A ways back I wrote a post about empathy (also called animacy or agency) hierarchies and how the empathy hierarchy in Spanish and other romance languages worked, explaining a peculiarity of their grammar that had haunted me since high school Spanish. Unfortunately, I was excited at the time I was writing, and didn't explain it near as clearly as I should have.
Anyway, to briefly recap, empathy hierarchy is a system of classifying entities (e.g. nouns) according to the level of empathy the speaker feels towards them. While the number and composition of levels vary by language, the general trends are 1st person >= 2nd person >= 3rd person, animate >= inanimate, definite >= indefinite (e.g. "those people" >= "some people"). In Spanish there were three levels with regard to verb agreement: 1st person ("[yo] juego" - "I play") > 2nd person familiar ("[tú] juegas") > 2nd person formal ("usted juega") + 3rd person ("[él] juega"); this makes logical sense because you would have more empathy towards those you would address with the 2nd person familiar (e.g. your friends and family) than those you would address with the formal 2nd person (e.g. people you meet on the street). One of the most common things governed by empathy hierarchy is verb agreement, which is exactly what is seen in Spanish in the above examples.
One of the languages (actually a family of languages) I'm creating for one of my stories turns the concept of empathy hierarchy completely upside-down. In these languages, verbs agree with the subject, direct object [if any], and indirect object [if any] (this is as complicated as it sounds, though some real "polypersonal" languages actually do have verbs that agree with all three of those). As the subject, direct object, and indirect object are not marked for case and word order is free, verb agreement is really the only way to tell who's doing what in a sentence; for example, you could have something like "Dog bone boy gaveheitit" or "Bone boy dog gaveheitit", which would mean more or less the same thing, as word order isn't important in this respect (word order indicates more subtle things, such as what is emphasized in a sentence).
However, instead of relying on animacy or empathy to create this agreement system (animacy and/or empathy being pretty much universal in natural languages, as far as I know), these languages use rank. Specifically, a seven-tiered hierarchy with levels I label -3 (lowest) to +3 (highest). For humans, rank reflects social status relative to the speaker. Rank 0 is reserved for the first person, ranks below 0 represent those below the social status of the speaker, and ranks above 0 above the speaker, with the degree of difference indicated by the rank (rank x + 1 > rank x); e.g. use of rank 2 by the speaker to refer to someone would mean that that person has a social status substantially higher than that of the speaker. For nonhumans (animals and inanimate objects) rank is based on respect for that thing - positive and/or honorable things would have high rank, negative or dishonorable things would have low rank; in this way rank resembles more arbitrary noun class systems.
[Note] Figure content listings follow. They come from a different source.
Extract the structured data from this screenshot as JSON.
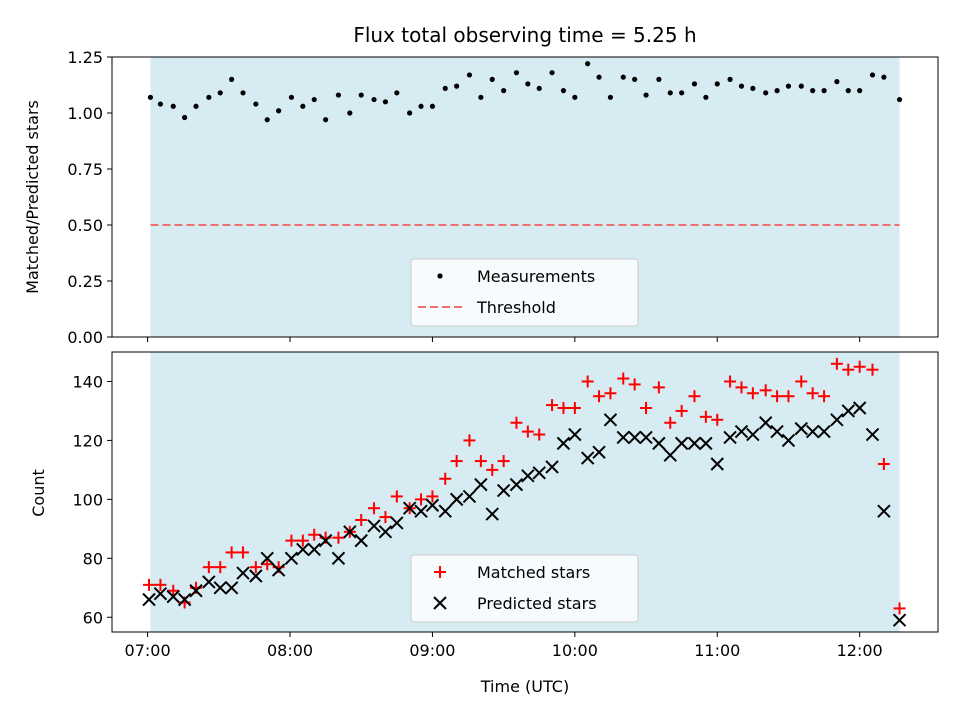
{
  "chart_data": [
    {
      "type": "scatter",
      "title": "Flux total observing time = 5.25 h",
      "xlabel": "",
      "ylabel": "Matched/Predicted stars",
      "ylim": [
        0,
        1.25
      ],
      "yticks": [
        0.0,
        0.25,
        0.5,
        0.75,
        1.0,
        1.25
      ],
      "ytick_labels": [
        "0.00",
        "0.25",
        "0.50",
        "0.75",
        "1.00",
        "1.25"
      ],
      "xlim_hours": [
        6.75,
        12.55
      ],
      "observing_window_hours": [
        7.02,
        12.28
      ],
      "legend_position": "bottom-center",
      "grid": false,
      "series": [
        {
          "name": "Measurements",
          "marker": "dot",
          "color": "#000000",
          "x": [
            7.02,
            7.09,
            7.18,
            7.26,
            7.34,
            7.43,
            7.51,
            7.59,
            7.67,
            7.76,
            7.84,
            7.92,
            8.01,
            8.09,
            8.17,
            8.25,
            8.34,
            8.42,
            8.5,
            8.59,
            8.67,
            8.75,
            8.84,
            8.92,
            9.0,
            9.09,
            9.17,
            9.26,
            9.34,
            9.42,
            9.5,
            9.59,
            9.67,
            9.75,
            9.84,
            9.92,
            10.0,
            10.09,
            10.17,
            10.25,
            10.34,
            10.42,
            10.5,
            10.59,
            10.67,
            10.75,
            10.84,
            10.92,
            11.0,
            11.09,
            11.17,
            11.25,
            11.34,
            11.42,
            11.5,
            11.59,
            11.67,
            11.75,
            11.84,
            11.92,
            12.0,
            12.09,
            12.17,
            12.28
          ],
          "y": [
            1.07,
            1.04,
            1.03,
            0.98,
            1.03,
            1.07,
            1.09,
            1.15,
            1.09,
            1.04,
            0.97,
            1.01,
            1.07,
            1.03,
            1.06,
            0.97,
            1.08,
            1.0,
            1.08,
            1.06,
            1.05,
            1.09,
            1.0,
            1.03,
            1.03,
            1.11,
            1.12,
            1.17,
            1.07,
            1.15,
            1.1,
            1.18,
            1.13,
            1.11,
            1.18,
            1.1,
            1.07,
            1.22,
            1.16,
            1.07,
            1.16,
            1.15,
            1.08,
            1.15,
            1.09,
            1.09,
            1.13,
            1.07,
            1.13,
            1.15,
            1.12,
            1.11,
            1.09,
            1.1,
            1.12,
            1.12,
            1.1,
            1.1,
            1.14,
            1.1,
            1.1,
            1.17,
            1.16,
            1.06
          ]
        },
        {
          "name": "Threshold",
          "marker": "dashed-line",
          "color": "#f07070",
          "y_constant": 0.5
        }
      ]
    },
    {
      "type": "scatter",
      "title": "",
      "xlabel": "Time (UTC)",
      "ylabel": "Count",
      "ylim": [
        55,
        150
      ],
      "yticks": [
        60,
        80,
        100,
        120,
        140
      ],
      "ytick_labels": [
        "60",
        "80",
        "100",
        "120",
        "140"
      ],
      "xlim_hours": [
        6.75,
        12.55
      ],
      "xticks_hours": [
        7,
        8,
        9,
        10,
        11,
        12
      ],
      "xtick_labels": [
        "07:00",
        "08:00",
        "09:00",
        "10:00",
        "11:00",
        "12:00"
      ],
      "observing_window_hours": [
        7.02,
        12.28
      ],
      "legend_position": "bottom-center",
      "grid": false,
      "series": [
        {
          "name": "Matched stars",
          "marker": "plus",
          "color": "#ff0000",
          "x": [
            7.01,
            7.09,
            7.18,
            7.26,
            7.34,
            7.43,
            7.51,
            7.59,
            7.67,
            7.76,
            7.84,
            7.92,
            8.01,
            8.09,
            8.17,
            8.25,
            8.34,
            8.42,
            8.5,
            8.59,
            8.67,
            8.75,
            8.84,
            8.92,
            9.0,
            9.09,
            9.17,
            9.26,
            9.34,
            9.42,
            9.5,
            9.59,
            9.67,
            9.75,
            9.84,
            9.92,
            10.0,
            10.09,
            10.17,
            10.25,
            10.34,
            10.42,
            10.5,
            10.59,
            10.67,
            10.75,
            10.84,
            10.92,
            11.0,
            11.09,
            11.17,
            11.25,
            11.34,
            11.42,
            11.5,
            11.59,
            11.67,
            11.75,
            11.84,
            11.92,
            12.0,
            12.09,
            12.17,
            12.28
          ],
          "y": [
            71,
            71,
            69,
            65,
            70,
            77,
            77,
            82,
            82,
            77,
            78,
            77,
            86,
            86,
            88,
            87,
            87,
            89,
            93,
            97,
            94,
            101,
            97,
            100,
            101,
            107,
            113,
            120,
            113,
            110,
            113,
            126,
            123,
            122,
            132,
            131,
            131,
            140,
            135,
            136,
            141,
            139,
            131,
            138,
            126,
            130,
            135,
            128,
            127,
            140,
            138,
            136,
            137,
            135,
            135,
            140,
            136,
            135,
            146,
            144,
            145,
            144,
            112,
            63
          ]
        },
        {
          "name": "Predicted stars",
          "marker": "x",
          "color": "#000000",
          "x": [
            7.01,
            7.09,
            7.18,
            7.26,
            7.34,
            7.43,
            7.51,
            7.59,
            7.67,
            7.76,
            7.84,
            7.92,
            8.01,
            8.09,
            8.17,
            8.25,
            8.34,
            8.42,
            8.5,
            8.59,
            8.67,
            8.75,
            8.84,
            8.92,
            9.0,
            9.09,
            9.17,
            9.26,
            9.34,
            9.42,
            9.5,
            9.59,
            9.67,
            9.75,
            9.84,
            9.92,
            10.0,
            10.09,
            10.17,
            10.25,
            10.34,
            10.42,
            10.5,
            10.59,
            10.67,
            10.75,
            10.84,
            10.92,
            11.0,
            11.09,
            11.17,
            11.25,
            11.34,
            11.42,
            11.5,
            11.59,
            11.67,
            11.75,
            11.84,
            11.92,
            12.0,
            12.09,
            12.17,
            12.28
          ],
          "y": [
            66,
            68,
            67,
            66,
            69,
            72,
            70,
            70,
            75,
            74,
            80,
            76,
            80,
            83,
            83,
            86,
            80,
            89,
            86,
            91,
            89,
            92,
            97,
            96,
            98,
            96,
            100,
            101,
            105,
            95,
            103,
            105,
            108,
            109,
            111,
            119,
            122,
            114,
            116,
            127,
            121,
            121,
            121,
            119,
            115,
            119,
            119,
            119,
            112,
            121,
            123,
            122,
            126,
            123,
            120,
            124,
            123,
            123,
            127,
            130,
            131,
            122,
            96,
            59
          ]
        }
      ]
    }
  ]
}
Now, depending on how deeply you thought about what I just said, you may or may not already be scared of this idea; so let me illustrate. Suppose you have two coworkers at a job talking to each other (thus they'd be of the same social status). As it's customary to show some respect to those of the same rank as you in East Asian cultures (these languages are loosely based on Japanese, with a bunch of fun stuff thrown in), both would refer to each other ("you" in English) with the +1 level. However, as this system does not distinguish between 2nd and 3rd person, if one of them uses the +1 level for something, it could just as easily refer to some third co-worker who wasn't a part of the conversation (a 3rd person, no pun intended). Or it could simply refer to some inanimate object that just happens to be at the +1 rank.
But that's easy stuff. Now imagine a person writing to a politician. If this was just an average person, they might use rank +2 to refer to the politician ("you", in English), given the significant difference in social status. The politician would then use rank -2 to refer to the person (or -1, if the politician wanted to be polite), which would also be written "you" in English. Now suppose they were talking about the king. The lay person would probably refer to the king with +3 rank; the politician, however, would use a lower rank (+1 or +2), as their own social status is greater. Of course, any of these (-2, -1, +1, +2, +3) could simply be referring to an inanimate object, instead.
Worse yet, the innate rank of an animal or inanimate object could be modified based on the rank of a possessor; that is, if the possessor of an object has a significantly different rank than the speaker, the rank of the thing possessed might be elevated or lowered to reflect the possessor.
Suppose that dog' has an innate rank of +1. In the previous scenario, the person might then use rank +1 to refer to his dog, +2 to refer to the politician's dog, and +2 or +3 to refer to the king's dog. The politician, on the other hand, might refer to his own dog as +1, the person's dog as -1, and the king's dog as +2.
And as one last nail in the coffin of sanity is a concept I call the heterogeneous plural. That is, a plural that comprises members of significantly different rank. In this case, the rank of the group as a whole would be the rank of the highest-ranking member. So if the person writing a politician referred to level +3, he could be referring the the king, the king and the politician together, the king's dog, or something else entirely.
That's me: raping your mind since 1983.